I went ahead and found this project: https://github.com/scrapinghub/sample-projects/tree/master/splash_smart_proxy_manager_example, which quite neatly explains how to set things out. Here's what I have right now:
Docker compose:
version: '3.8'
services:
scraping:
build:
context: .
dockerfile: Dockerfile
volumes:
- "./scraping:/scraping"
environment:
- PYTHONUNBUFFERED=1
depends_on:
- splash
links:
- splash
splash:
image: scrapinghub/splash
restart: always
expose:
- 5023
- 8050
- 8051
ports:
- "5023:5023"
- "8050:8050"
- "8051:8051"
spider:
class HappySider(scrapy.Spider):
...
custom_settings = {
'DUPEFILTER_CLASS': 'scrapy_splash.SplashAwareDupeFilter',
'SPIDER_MIDDLEWARES': {
'scrapy_splash.SplashDeduplicateArgsMiddleware': 100,
},
'DOWNLOADER_MIDDLEWARES': {
'scrapy_splash.SplashCookiesMiddleware': 723,
'scrapy_splash.SplashMiddleware': 725,
'scrapy.downloadermiddlewares.httpcompression.HttpCompressionMiddleware': 810,
},
'ITEM_PIPELINES': {
'scraping.pipelines.HappySpiderPipeline': 300,
},
'RETRY_HTTP_CODES': [500, 502, 503, 504, 522, 524, 408, 429, 403],
'RETRY_TIMES': 20,
'DOWNLOAD_DELAY': 5,
'DOWNLOAD_TIMEOUT': 30,
'CONCURRENT_REQUESTS': 1,
'CONCURRENT_REQUESTS_PER_DOMAIN': 1,
'COOKIES_ENABLED': False,
'ROBOTSTXT_OBEY': True,
# enable Zyte Proxy
'ZYTE_SMARTPROXY_ENABLED': True,
# the APIkey you get with your subscription
'ZYTE_SMARTPROXY_APIKEY': '<my key>',
'SPLASH_URL': 'http://splash:8050/',
}
def __init__(self, testing=False, name=None, **kwargs):
self.LUA_SOURCE = get_data(
'scraping', 'scripts/smart_proxy_manager.lua'
).decode('utf-8')
super().__init__(name, **kwargs)
def start_requests(self):
yield SplashRequest(
url='https://www.someawesomesi.te',
endpoint='execute',
args={
'lua_source': self.LUA_SOURCE,
'crawlera_user': self.settings['ZYTE_SMARTPROXY_APIKEY'],
'timeout': 90,
},
# tell Splash to cache the lua script, to avoid sending it for every request
cache_args=['lua_source'],
meta={
'max_retry_times': 10,
},
callback=self.my_callback
)
And the output I get is:
2022-08-10 13:09:32 [scrapy.downloadermiddlewares.retry] DEBUG: Retrying <GET https://www.someawesomesi.te via http://splash:8050/execute> (failed 1 times): 504 Gateway Time-out
Not sure how to proceed here. I did look out why it would be giving 504 to me and splash docks does suggest some ways of handling it... but I don't have many concurrent URLs and the script fails with the very first one. Plus, the site I'm scraping is very fast, and if I just use Zyte without splash, then it scrapes very fast.
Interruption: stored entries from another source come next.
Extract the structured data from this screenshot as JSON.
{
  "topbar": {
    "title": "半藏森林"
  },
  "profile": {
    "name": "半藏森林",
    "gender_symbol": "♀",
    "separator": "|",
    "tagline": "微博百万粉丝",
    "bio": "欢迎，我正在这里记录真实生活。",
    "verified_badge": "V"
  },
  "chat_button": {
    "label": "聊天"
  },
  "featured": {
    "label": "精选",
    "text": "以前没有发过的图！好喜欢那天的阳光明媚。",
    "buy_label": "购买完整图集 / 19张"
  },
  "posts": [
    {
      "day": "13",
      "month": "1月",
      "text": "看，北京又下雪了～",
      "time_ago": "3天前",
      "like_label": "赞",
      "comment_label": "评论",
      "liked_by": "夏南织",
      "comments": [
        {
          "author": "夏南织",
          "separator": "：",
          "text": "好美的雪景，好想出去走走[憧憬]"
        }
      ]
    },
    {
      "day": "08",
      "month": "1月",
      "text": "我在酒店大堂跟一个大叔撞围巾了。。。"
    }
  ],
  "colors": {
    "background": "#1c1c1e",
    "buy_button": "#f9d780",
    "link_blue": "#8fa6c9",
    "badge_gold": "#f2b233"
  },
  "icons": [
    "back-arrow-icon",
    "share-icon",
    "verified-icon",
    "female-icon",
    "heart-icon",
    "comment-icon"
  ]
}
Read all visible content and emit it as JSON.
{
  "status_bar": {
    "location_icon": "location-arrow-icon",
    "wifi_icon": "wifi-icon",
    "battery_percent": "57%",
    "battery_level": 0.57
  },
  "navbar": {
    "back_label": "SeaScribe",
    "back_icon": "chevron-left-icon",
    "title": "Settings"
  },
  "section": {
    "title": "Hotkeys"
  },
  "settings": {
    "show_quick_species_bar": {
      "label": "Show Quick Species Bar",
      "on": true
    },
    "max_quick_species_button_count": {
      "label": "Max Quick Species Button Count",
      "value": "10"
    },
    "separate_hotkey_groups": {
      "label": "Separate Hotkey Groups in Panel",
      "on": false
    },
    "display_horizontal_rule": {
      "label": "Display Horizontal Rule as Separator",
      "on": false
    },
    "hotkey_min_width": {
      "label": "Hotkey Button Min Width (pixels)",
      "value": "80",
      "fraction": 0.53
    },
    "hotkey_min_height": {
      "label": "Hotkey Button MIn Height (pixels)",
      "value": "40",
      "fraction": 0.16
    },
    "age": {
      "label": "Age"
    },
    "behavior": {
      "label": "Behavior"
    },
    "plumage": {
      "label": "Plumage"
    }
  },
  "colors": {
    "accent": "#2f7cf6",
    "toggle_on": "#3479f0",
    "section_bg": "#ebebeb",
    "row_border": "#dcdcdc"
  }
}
So If anybody can suggest what's wrong here and how to fix it - I'd greatly appreciate it.
CodePudding user response:
This example did not work out of the box for me either. Changing Zyte Smart Proxy Manager's port number specified in splash_smart_proxy_manager_example/scripts/smart_proxy_manager.lua to 8010 helped.
local port = 8010
8010 was used in the older example
CodePudding user response:
Splash is getting deprecated soon. You can use headless browser libraries for rendering JS along with Smart Proxy Manager. Zyte recently launched three headless browser libraries.
These client libraries are built on top of their native libraries for web automation across Chromium, Firefox, and WebKit, written to work seamlessly with Zyte Smart Proxy Manager. Using these library, you will no longer have to maintain a separate piece of software(like splash) running in the background to help connect with Zyte Smart Proxy Manager.
- My recommendation would be to use Zyte API. Zyte API is an end-to-end API solution that executes all tasks in the web-scraping sequence. It can extract dynamically-loaded web page content without spending time recreating what the browser does through JavaScript, headless browser libraries and additional requests.Just Set
javascript
parameter: to
Turn JavaScript ON or OFF during browser rendering. And it just works...
I work as a Developer Advocate @zyte.